Chronic Health Conditions and Neurocognitive Function in Aging Survivors of Childhood Cancer: A Report from the Childhood Cancer Survivor Study

Abstract

Background: Neurocognitive impairment in survivors of childhood cancer may be associated with direct neurotoxicity, as well as indirect effects of systemic health complications. We evaluated associations among treatment exposures, chronic health conditions, and neurocognitive outcomes in adult survivors of childhood cancer.

Methods: Participants included 5507 adult survivors of childhood cancer (47.1% male; mean [SD] age = 31.8 [7.6] years at evaluation; 23.1 [4.5] years postdiagnosis) in the Childhood Cancer Survivor Study who completed a self-report measure of neurocognitive function. Cardiac, pulmonary, and endocrine chronic health conditions were graded using the National Cancer Institute Common Terminology Criteria for Adverse Events (version 4.03). Structural equation modeling was used to examine a priori hypothesized causal pathways among cancer treatment, subsequent chronic health conditions, and neurocognitive outcomes. Multivariable models were used to estimate relative risk for associations of treatments and chronic conditions on neurocognitive function. All statistical tests were two-sided.

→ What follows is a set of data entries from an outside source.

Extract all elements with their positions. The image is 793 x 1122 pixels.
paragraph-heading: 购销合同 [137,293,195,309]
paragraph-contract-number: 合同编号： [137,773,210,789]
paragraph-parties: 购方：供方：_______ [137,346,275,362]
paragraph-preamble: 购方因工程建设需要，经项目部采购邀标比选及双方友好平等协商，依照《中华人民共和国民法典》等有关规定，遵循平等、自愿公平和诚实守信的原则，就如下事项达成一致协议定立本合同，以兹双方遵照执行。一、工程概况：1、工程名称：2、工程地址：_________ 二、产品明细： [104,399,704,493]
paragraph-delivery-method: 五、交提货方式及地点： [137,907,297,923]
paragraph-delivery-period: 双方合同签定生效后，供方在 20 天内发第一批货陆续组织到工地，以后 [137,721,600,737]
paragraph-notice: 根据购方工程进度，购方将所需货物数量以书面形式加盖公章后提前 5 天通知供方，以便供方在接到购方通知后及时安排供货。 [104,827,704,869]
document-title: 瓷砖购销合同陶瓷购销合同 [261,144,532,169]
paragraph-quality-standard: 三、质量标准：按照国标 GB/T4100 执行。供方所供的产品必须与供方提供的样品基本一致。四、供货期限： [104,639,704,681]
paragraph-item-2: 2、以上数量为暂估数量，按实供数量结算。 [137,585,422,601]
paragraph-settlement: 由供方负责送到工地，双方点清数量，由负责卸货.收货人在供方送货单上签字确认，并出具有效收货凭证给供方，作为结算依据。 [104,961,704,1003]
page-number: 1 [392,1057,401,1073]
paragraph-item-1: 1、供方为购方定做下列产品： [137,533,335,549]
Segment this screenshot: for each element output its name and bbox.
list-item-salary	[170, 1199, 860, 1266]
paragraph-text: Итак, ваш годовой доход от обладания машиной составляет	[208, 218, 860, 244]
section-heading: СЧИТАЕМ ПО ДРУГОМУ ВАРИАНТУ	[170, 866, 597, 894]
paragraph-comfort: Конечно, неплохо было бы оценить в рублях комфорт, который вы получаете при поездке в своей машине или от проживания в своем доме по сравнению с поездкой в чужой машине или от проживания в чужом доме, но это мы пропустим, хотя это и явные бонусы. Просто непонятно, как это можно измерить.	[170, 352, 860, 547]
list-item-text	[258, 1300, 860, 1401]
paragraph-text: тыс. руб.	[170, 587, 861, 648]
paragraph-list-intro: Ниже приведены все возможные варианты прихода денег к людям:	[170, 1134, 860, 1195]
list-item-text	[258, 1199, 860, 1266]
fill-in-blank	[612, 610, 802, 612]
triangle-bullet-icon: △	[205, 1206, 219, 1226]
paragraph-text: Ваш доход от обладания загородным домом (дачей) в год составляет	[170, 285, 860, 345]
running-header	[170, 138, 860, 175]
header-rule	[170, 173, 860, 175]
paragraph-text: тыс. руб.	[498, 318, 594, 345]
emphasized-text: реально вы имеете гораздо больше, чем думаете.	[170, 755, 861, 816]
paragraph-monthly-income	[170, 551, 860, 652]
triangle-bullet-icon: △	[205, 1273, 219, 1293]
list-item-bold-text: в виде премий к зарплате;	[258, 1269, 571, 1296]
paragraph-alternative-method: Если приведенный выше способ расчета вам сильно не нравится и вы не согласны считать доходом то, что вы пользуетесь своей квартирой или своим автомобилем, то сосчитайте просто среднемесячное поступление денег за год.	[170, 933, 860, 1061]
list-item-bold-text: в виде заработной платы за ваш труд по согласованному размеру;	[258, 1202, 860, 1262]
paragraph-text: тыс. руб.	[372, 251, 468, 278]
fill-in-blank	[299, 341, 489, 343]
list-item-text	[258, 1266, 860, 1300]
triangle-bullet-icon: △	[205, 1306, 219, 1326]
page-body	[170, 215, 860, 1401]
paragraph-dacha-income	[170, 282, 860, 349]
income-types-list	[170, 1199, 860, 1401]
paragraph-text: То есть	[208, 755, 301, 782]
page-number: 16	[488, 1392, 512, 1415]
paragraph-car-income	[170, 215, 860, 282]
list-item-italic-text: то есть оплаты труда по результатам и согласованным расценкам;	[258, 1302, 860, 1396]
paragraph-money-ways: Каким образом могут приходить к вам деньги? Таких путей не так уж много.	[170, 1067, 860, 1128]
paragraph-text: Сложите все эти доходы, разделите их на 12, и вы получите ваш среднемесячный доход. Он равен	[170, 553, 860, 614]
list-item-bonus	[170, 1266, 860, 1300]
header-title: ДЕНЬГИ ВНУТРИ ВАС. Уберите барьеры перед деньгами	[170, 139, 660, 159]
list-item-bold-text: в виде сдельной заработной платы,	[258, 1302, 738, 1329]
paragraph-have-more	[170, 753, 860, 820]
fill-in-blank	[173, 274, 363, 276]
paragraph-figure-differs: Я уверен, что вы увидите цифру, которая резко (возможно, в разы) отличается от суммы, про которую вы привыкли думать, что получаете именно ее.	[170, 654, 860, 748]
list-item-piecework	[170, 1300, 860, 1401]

Results: One-third of survivors with a grade 2 or higher chronic condition reported impairments in task efficiency and memory. In addition to direct effects of cranial radiation, path analyses and multivariable models demonstrated direct effects of cardiopulmonary (β = 0.10, P = .002; relative risk [RR] = 1.27, 95% confidence interval [CI] = 1.12 to 1.44) and endocrine (β = 0.07, P = .04; RR = 1.14, 95% CI = 1.02 to 1.28) conditions on impaired task efficiency. We identified similar effects of cardiopulmonary condition on memory (P = .01) and emotional regulation (P = .01). Thoracic radiation was associated with impaired task efficiency (P = .01) and emotional regulation (P = .01) through endocrine morbidity.

Conclusions: Non-neurotoxic exposures, such as thoracic radiation, can adversely impact survivors' neurocognitive function through chronic conditions. Management of chronic diseases may mitigate neurocognitive outcomes among aging survivors of childhood cancer.

Figure 1.

Consort diagram. Selection of study participants from the Childhood Cancer Survivor Study (CCSS). *Overall numbers do not add up because there are survivors who met more than one exclusion criterion.

Figure 2.

Pathways of cancer therapy on neurocognitive outcomes. Final path models are presented for each neurocognitive measure. All models are adjusted for sex, time since diagnosis, and age at diagnosis. Model fit indices are represented by comparative fit index, Tucker Lewis Index, and root mean square error of approximation. A) The path model for task efficiency. The impact of cranial radiotherapy (RT) on task efficiency is modified by sex (P = .002) and age at diagnosis (P < .001). The impact of anthracyclines on task efficiency is modified by time since diagnosis (P = .03). The impact of thoracic RT on endocrine disease is modified by age at diagnosis (P = .001). The impact of cranial RT on endocrine disease is modified by sex (P = .01), time since diagnosis (P < .001), and age at diagnosis (P < .001). B) Figure 2B shows the path model for memory. The impact of thoracic RT on endocrine disease is modified by age at diagnosis (P = .001). The impact of cranial RT on endocrine disease is modified by sex (P = .003), time since diagnosis (P < .001), and age at diagnosis (P < .001). C) The path model for organization. The impact of thoracic RT on endocrine disease is modified by age at diagnosis (P = .001). The impact of cranial RT on endocrine disease is modified by sex (P = .002), time since diagnosis (P < .001), and age at diagnosis (P < .001). D) The path model for emotional regulation. The impact of anthracyclines on emotional regulation is modified by time since diagnosis (P = .002). The impact of thoracic RT on endocrine disease is modified by age at diagnosis (P = .001). The impact of cranial RT on endocrine disease is modified by sex (P = .004), time since diagnosis (P < .001), and age at diagnosis (P < .001). P values are derived from a probit model with a robust weighted least squares estimator (WLSMV). All P values are two-sided. CFI = comparative fit index; IV = intravenous; RMSEA = root mean square error of approximation; RT = radiation therapy; TLI = Tucker Lewis Index.